In the preceding sections I raised several questions on the application of population synthesis models, ranging from their use in CMD diagrams for semi-resolved systems to fitting metrics and the still unexplored arena of covariance coefficients. In fact, most of the applications presented here have not been fully developed and have been presented in conference papers. In this respect I refer to work by Buzzoni (2005), which has been a source of inspiration to most of the applications described here and some additional applications not discussed. However, let me finish with two comments about additional unexplored areas in which stochasticity could play a role.

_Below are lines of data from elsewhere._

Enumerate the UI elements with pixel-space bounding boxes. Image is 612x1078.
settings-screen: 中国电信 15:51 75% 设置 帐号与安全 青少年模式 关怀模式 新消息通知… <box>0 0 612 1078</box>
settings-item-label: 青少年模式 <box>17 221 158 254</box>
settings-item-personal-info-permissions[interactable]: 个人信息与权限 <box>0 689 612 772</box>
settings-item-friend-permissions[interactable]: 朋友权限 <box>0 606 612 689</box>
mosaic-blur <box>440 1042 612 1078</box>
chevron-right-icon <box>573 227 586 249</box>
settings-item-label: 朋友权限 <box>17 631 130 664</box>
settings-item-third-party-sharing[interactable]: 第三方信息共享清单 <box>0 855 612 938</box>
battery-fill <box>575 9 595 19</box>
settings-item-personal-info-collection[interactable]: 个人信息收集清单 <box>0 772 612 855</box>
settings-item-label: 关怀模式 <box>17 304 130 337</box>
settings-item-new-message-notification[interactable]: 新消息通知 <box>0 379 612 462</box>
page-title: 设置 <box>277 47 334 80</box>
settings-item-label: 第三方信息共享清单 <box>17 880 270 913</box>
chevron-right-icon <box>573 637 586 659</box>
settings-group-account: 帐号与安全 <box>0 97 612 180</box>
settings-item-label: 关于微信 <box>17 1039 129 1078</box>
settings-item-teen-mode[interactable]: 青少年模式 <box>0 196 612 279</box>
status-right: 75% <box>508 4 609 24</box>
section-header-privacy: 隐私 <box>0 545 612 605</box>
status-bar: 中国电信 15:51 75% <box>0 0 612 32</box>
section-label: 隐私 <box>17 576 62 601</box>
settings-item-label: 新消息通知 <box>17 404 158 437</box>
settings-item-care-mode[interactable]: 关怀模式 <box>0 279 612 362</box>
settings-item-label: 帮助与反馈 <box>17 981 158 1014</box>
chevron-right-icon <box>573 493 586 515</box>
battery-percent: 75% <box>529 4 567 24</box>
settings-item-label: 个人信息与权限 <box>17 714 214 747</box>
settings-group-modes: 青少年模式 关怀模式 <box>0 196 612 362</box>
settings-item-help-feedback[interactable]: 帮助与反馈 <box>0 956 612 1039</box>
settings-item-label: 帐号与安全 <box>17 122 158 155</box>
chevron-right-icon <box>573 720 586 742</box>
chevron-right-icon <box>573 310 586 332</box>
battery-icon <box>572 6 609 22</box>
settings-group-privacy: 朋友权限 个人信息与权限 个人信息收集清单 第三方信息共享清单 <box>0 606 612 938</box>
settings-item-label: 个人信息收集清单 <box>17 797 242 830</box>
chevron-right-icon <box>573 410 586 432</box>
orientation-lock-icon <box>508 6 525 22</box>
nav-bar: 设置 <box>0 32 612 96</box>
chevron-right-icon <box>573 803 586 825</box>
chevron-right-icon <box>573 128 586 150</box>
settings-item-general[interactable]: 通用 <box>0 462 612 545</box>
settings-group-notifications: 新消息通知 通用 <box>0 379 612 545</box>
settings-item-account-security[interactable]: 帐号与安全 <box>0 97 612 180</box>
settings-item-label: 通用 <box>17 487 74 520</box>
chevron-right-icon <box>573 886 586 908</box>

The first is chemical evolution. At the start of this paper I noted that any modelling that makes use of the stellar birth rate (IMF and SFH) is intrinsically probabilistic. Hence, the present discussion also applies to chemical evolution models. Here, there is no stellar luminosity function, but a stellar yield function, which is the amount of material that a star has ejected (instantaneously or accumulatively). Obviously, such a stellar yield function refers mainly to dead stars, stars with ℓ = 0 in the stellar luminosity function, and is hence correlated with live stars. The application of such ideas is suggestive, but not simple. Chemical evolution affects the metallicity and depends on the SFH; hence, metallicity and SFH cannot be separable functions in the stellar birth rate. Even worse, the actual metallicity of a system depends on its previous metallicity evolution, which is itself described as a probability distribution. Determination of the evolution of a system would require a change in the ordinary differential equations defining chemical evolution to stochastic differential equations. Interested readers can find very preliminary approaches to the subject in work by Cerviño et al. (2000a, 2001), Cerviño and Mollá (2002), and more detailed studies by Shore and Ferrini (1995), Carigi and Hernandez (2008).

The second question is the inclusion of highly variable phases such as thermal pulses in synthesis models. The present idea is actually a re-elaboration of the so-called fuel consumption theorem proposed by Renzini and Buzzoni (1983) and Buzzoni (1989) applied over isochrone synthesis. A requirement of isochrone synthesis is that evolutionary tracks must be smooth enough to allow interpolations and compute isochrones. In particular, variation is not allowed for a star with a given mass and a given age. However, we can include variability as far as we can model it by a probability distribution function. In fact, we can define such a probability as proportional to the period of variation and include it directly in the stellar luminosity function. I refer readers interested in this subject to the paper by Gilfanov et al. (2004), whose ideas provide a formal development of the probabilistic modelling of stellar populations.